Del evangelio de san Marcos 3, 7-12

En aquel tiempo, Jesús se retiró con sus discípulos a la orilla del lago, y lo siguió una muchedumbre de Galilea. Al enterarse de las cosas que hacía, acudía mucha gente de Judea, de Jerusalén y de Idumea, de la Transjordania, de las cercanías de Tiro y Sidón. Encargó a sus discípulos que le tuviesen preparada una lancha, no lo fuera a estrujar el gentío.

Como había curado a muchos, todos los que sufrían de algo se le echaban encima para tocarlo. Cuando lo veían, hasta los espíritus inmundos se postraban ante él, gritando: “Tú eres el Hijo de Dios”. Pero él les prohibía severamente que lo diesen a conocer.

RESPUESTA A LA PALABRA

Frente al deseo de aparecer rutilante y triunfal, cosa muy común en el hombre actual, que vende, si es preciso, su alma, por sobresalir y aparentar ser exclusivo, fuerte, poderoso… en medio de una sociedad mediocre.

San Marcos nos ofrece una instantánea de Jesús, muy contraria a la primera. Su ser y su hacer cautiva a muchos, sobre todo a los pobres y necesitados de alguien como Él, que les escuche, que se preocupe de ellos en lo que son y como son, que les haga sentirse bien, y les reconozcan su dignidad por encima de toda circunstancia.

Son tantos los que, acosados por sus agobios, se le acercan para descargar sus fardos pesados sobre Él, que sin dejar de sentir compasión por ellos y curarlos, siente miedo de que le confundan con un curandero excepcional, y no descubran en Él al Amor mismo de Dios, que no ha venido a solventar unas carencias puntuales, aunque lo haga, sino a revelar el rostro amoroso de Dios, y desde Él la auténtica medida de todo hombre.

No quiere el Señor que nadie dependa de Él, no quiere pasar por el líder de los pobres, no quiere, sobre todo, depender y ser utilizado por quienes  apoyándose en su fama, pueden manipular su persona  y desvirtuar su misión.

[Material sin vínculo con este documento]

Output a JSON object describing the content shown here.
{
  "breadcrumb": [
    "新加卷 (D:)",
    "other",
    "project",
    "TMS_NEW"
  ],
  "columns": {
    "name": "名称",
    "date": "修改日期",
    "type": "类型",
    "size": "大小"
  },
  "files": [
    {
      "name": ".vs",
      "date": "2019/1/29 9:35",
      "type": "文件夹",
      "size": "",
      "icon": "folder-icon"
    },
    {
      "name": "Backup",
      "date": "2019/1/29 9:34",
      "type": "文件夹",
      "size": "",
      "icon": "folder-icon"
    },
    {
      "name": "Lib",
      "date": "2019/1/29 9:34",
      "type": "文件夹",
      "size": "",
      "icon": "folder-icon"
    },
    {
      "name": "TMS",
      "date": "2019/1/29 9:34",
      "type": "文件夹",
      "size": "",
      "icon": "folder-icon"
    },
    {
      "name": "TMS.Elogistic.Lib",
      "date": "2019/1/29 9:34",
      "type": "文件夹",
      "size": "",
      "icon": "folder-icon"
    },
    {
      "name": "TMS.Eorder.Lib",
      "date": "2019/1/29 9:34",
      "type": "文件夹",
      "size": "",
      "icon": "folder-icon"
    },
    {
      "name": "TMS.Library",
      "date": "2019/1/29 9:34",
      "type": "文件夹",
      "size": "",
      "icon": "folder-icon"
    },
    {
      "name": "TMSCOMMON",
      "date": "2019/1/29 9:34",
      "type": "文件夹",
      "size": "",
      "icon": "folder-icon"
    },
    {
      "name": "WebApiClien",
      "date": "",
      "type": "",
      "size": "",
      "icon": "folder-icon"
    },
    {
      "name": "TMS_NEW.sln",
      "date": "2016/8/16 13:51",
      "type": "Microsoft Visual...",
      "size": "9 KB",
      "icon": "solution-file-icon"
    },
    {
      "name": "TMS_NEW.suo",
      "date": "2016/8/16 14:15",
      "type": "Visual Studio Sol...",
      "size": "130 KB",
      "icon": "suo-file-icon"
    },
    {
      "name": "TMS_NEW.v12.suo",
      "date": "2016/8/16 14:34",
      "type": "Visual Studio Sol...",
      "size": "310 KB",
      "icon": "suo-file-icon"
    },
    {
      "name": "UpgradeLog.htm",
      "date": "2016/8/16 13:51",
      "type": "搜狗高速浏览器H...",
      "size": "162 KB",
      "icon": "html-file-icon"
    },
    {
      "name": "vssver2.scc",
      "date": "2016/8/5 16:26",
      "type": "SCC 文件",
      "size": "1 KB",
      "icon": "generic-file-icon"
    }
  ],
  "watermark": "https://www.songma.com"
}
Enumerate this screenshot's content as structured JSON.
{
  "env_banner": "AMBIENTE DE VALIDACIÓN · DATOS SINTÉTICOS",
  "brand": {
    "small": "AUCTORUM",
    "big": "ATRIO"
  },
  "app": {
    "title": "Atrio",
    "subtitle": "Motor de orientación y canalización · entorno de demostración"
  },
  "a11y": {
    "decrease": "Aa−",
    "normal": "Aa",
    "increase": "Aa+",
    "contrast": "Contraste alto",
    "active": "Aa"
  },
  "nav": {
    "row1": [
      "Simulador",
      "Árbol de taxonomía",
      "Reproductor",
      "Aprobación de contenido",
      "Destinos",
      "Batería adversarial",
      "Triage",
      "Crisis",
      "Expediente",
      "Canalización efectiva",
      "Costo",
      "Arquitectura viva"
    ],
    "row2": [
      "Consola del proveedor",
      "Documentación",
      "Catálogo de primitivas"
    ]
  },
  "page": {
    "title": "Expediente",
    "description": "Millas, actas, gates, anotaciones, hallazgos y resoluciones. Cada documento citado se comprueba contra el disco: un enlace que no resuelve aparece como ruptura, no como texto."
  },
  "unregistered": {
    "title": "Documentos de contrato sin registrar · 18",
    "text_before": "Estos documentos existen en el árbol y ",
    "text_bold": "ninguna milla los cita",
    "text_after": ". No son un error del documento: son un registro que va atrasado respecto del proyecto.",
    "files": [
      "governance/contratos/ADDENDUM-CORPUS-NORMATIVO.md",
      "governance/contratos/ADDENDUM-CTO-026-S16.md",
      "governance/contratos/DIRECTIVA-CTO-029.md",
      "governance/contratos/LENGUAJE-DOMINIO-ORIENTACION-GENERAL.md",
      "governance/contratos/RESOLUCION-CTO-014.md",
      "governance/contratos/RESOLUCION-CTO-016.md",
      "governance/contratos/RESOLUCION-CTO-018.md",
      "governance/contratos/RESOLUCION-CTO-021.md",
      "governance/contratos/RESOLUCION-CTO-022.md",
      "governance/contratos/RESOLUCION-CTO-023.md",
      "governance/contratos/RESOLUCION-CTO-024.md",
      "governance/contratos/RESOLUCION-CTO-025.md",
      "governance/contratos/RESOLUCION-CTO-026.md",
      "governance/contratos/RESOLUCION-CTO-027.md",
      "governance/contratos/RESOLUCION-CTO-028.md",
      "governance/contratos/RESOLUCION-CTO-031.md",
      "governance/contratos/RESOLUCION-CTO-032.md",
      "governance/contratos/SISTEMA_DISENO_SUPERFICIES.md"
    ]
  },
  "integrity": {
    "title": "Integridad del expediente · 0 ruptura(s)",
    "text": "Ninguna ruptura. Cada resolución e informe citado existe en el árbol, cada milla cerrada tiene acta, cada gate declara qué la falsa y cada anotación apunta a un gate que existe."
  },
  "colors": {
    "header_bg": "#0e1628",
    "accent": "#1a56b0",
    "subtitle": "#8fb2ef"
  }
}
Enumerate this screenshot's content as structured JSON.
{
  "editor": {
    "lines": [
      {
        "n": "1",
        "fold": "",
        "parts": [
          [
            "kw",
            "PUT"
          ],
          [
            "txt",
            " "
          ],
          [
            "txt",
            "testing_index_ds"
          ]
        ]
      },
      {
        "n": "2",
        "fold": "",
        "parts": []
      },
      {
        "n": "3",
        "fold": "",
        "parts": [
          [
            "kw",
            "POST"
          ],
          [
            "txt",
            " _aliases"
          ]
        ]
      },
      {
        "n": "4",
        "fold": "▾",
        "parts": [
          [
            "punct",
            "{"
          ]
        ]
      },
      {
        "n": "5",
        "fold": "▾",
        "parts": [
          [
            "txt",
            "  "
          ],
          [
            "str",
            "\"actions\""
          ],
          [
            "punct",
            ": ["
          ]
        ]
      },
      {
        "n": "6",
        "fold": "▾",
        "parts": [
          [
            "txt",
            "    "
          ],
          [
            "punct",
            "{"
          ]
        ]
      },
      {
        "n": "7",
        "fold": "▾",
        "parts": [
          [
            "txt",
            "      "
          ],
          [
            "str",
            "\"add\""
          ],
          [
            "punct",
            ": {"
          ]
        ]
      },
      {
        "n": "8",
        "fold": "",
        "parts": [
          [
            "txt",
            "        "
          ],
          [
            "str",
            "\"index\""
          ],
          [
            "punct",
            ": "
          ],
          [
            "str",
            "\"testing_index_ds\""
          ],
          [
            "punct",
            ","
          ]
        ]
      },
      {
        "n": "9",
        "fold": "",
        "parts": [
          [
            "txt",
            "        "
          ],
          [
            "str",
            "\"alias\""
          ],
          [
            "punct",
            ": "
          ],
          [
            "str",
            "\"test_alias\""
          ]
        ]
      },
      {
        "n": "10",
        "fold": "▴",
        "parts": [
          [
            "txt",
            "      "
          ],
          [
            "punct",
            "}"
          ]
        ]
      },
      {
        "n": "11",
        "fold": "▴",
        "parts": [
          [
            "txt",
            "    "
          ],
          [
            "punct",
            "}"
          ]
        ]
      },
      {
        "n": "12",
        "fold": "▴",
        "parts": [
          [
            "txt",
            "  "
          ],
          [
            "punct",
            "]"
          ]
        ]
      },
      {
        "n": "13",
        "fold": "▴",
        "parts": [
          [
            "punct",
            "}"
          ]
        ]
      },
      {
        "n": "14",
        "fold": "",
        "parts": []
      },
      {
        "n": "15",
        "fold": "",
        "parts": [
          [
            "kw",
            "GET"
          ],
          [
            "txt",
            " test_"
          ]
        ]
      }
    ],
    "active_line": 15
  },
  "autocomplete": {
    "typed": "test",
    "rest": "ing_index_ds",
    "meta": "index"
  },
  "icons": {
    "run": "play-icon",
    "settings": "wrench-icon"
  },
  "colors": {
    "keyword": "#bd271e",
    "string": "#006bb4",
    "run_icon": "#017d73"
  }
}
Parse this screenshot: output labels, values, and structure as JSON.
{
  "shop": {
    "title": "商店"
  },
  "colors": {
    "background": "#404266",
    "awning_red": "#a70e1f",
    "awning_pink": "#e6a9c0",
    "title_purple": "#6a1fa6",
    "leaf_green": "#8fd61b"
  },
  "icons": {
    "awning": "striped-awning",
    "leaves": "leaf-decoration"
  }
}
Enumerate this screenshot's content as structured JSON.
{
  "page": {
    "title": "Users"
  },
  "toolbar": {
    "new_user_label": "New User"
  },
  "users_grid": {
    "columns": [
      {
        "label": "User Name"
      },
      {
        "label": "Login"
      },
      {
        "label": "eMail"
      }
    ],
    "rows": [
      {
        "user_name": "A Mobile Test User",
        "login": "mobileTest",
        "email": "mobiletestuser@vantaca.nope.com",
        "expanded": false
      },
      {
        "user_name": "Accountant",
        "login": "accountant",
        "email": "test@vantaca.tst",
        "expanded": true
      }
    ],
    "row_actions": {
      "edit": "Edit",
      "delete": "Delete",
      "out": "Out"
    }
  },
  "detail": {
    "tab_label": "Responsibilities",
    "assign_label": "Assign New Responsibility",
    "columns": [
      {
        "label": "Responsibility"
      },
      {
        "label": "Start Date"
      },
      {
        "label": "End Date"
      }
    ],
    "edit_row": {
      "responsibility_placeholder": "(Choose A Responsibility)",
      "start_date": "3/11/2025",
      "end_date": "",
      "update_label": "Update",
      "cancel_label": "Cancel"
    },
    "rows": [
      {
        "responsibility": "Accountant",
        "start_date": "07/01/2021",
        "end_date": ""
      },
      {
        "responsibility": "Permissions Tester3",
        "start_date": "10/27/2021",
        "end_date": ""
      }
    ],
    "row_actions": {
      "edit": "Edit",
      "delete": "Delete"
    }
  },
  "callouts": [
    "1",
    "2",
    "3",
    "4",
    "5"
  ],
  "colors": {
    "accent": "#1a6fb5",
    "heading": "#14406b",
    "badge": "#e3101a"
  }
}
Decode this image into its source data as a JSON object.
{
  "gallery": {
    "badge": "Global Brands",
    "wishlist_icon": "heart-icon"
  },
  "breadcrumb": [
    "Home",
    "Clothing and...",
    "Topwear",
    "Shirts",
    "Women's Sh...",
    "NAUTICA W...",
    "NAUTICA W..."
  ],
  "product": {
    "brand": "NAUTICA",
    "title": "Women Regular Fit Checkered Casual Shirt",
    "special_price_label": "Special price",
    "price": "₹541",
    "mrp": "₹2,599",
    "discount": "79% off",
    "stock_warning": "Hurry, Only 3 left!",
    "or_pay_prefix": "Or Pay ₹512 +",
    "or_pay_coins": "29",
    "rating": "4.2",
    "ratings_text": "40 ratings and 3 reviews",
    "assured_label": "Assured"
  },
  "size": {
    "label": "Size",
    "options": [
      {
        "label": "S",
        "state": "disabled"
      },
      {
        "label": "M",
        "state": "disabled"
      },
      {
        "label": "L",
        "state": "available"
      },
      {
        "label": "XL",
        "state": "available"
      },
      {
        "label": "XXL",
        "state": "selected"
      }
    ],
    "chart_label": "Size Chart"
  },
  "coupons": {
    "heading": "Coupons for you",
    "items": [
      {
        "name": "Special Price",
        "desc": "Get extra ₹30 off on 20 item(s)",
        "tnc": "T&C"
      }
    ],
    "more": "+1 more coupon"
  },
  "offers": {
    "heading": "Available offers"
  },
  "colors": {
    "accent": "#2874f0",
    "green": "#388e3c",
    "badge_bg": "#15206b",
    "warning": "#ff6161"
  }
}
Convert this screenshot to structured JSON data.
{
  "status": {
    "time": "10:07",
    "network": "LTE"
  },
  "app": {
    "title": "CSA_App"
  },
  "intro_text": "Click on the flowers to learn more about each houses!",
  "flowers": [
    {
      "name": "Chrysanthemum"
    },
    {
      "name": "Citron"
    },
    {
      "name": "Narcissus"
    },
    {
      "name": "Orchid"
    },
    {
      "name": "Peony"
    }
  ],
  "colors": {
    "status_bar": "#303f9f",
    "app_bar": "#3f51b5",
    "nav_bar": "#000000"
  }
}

Cuidado cómo somos los hombres, que en cuanto tenemos oportunidad nos apoderamos de todo aquello que nos puede beneficiar en algo, y nos situamos bajo el sol que más calienta, mientras sentimos el calor del mismo.

Jesús experimentó en su propia carne esta realidad. Él, proclamado y seguido por multitudes, se vio después despreciado y sólo, sin más presencia que la de aquellos que no buscaron nada de Él, sino su amor, ni esperaron otra cosa que les dejara amarle desde sus pobrezas.